EDIT: I did some addition reading on the book. I was wrong about the ratio. The child was 1/32nd African. The mother was 1/16. The basic point still stands because the doctrine was that one drop of African blood was all that was needed to be a slave.

Rafi89

Hopefully this is helpful:

Since Negroes were presumed to be slaves and whites were presumed to be free, the southern states found it essential in cases of mixed ancestry to decide who were to be treated as Negroes and who as whites. No state adopted the principle that "a single drop of Negro blood" made a person legally a member of the "inferior race." Each state prescribed the proportion of Negro ancestry which excluded a person from the privileges enjoyed by white men.

In Virginia, according to the code of 1849, "Every person who has one-fourth part or more of negro blood shall be deemed a mulatto, and the word 'negro' ... shall be construed to mean mulatto as well as negro." In Alabama a "mulatto" was "a person of mixed blood, descended, on the part of the mother or father, from negro ancestors, to the third generation inclusive, though one ancestor of each generation may have been a white person." In other southern states also the term mulatto was defined loosely, so as to include as a rule persons with one Negro grandparent (quadroon) or great grandparent (octoroon); such persons were treated in law as Negroes. Only in South Carolina did the statutes refer to "negroes, mulattoes and persons of color" without defining these terms. The Court of Appeals, however, refused to infer from this that all persons "of any mixture of negro blood" were legally Negroes. Rather, it ruled that there must be a "visible mixture" and that much depended upon a person's "reputation" among his neighbors.
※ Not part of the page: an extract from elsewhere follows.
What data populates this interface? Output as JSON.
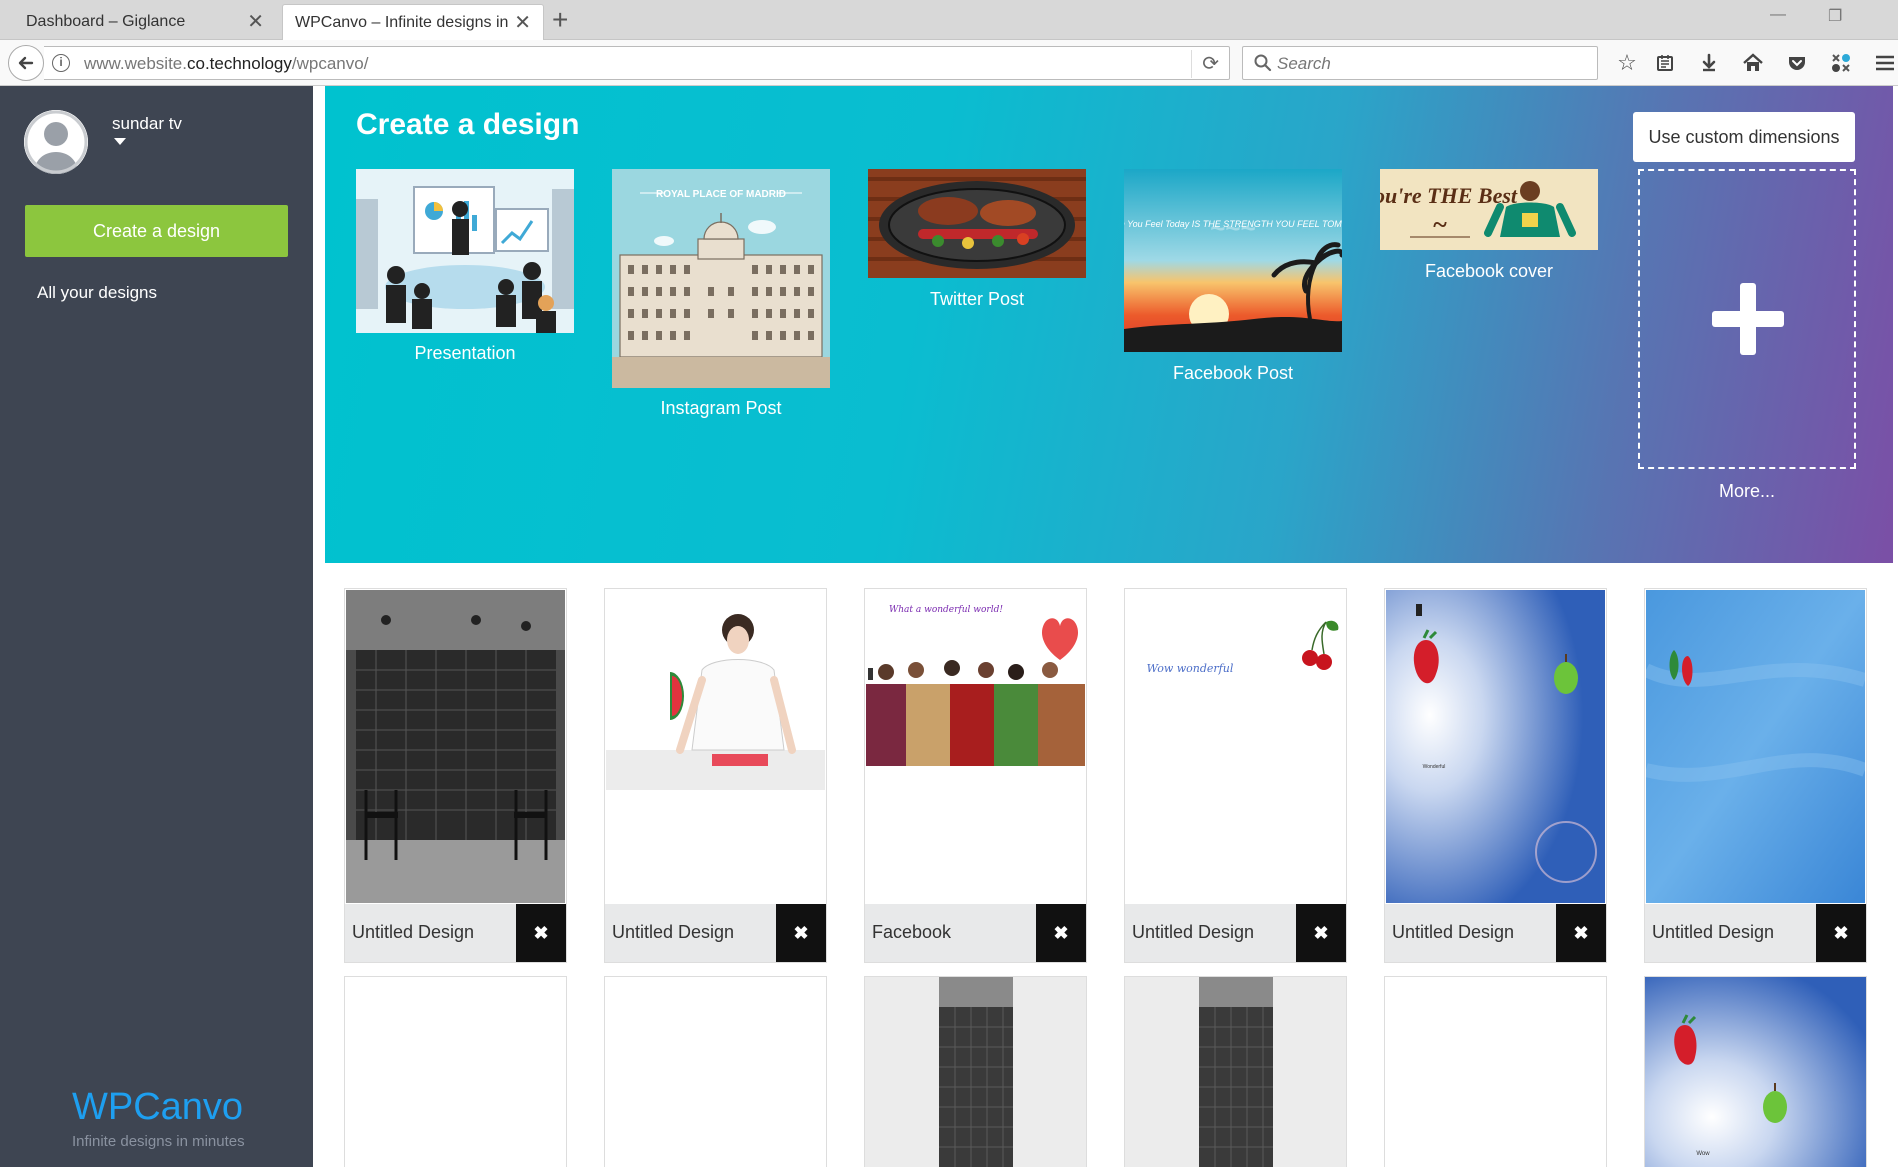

Any person with Negro ancestors too remote to cause him to be classified as a mulatto was by law a white man. While such a person could be held as a slave, the burden of proof was placed upon the putative master. In Kentucky, affirmed the Court of Appeals, "it has been well settled that ... having less than a fourth of African blood, is prima facie evidence of freedom." A Virginia jury having found that a woman suing for her freedom was white, it was incumbent upon her master to prove that she "was descended in the maternal line from a slave. Having not proved it, she and her children must be considered free."

Some slaveholders preferred to use "bright mulattoes" as domestics; a few paid premium prices for light-skinned females to be used as concubines or prostitutes. But most masters saw the inconvenience of owning slaves who were nearly white: the presumption of freedom in their favor, and the greater ease with which they could escape. One former bondsman, a "white man with blue eyes," recalled his master's repeated attempts to sell him, always unsuccessful. A Kentucky slave, "owing to his being almost white, and to the consequent facilities of escape," was adjudged to be worth only "half as much as other slaves of the ordinary color and capacities." Here was convincing evidence of the importance of racial visibility of keeping the Negro in bondage.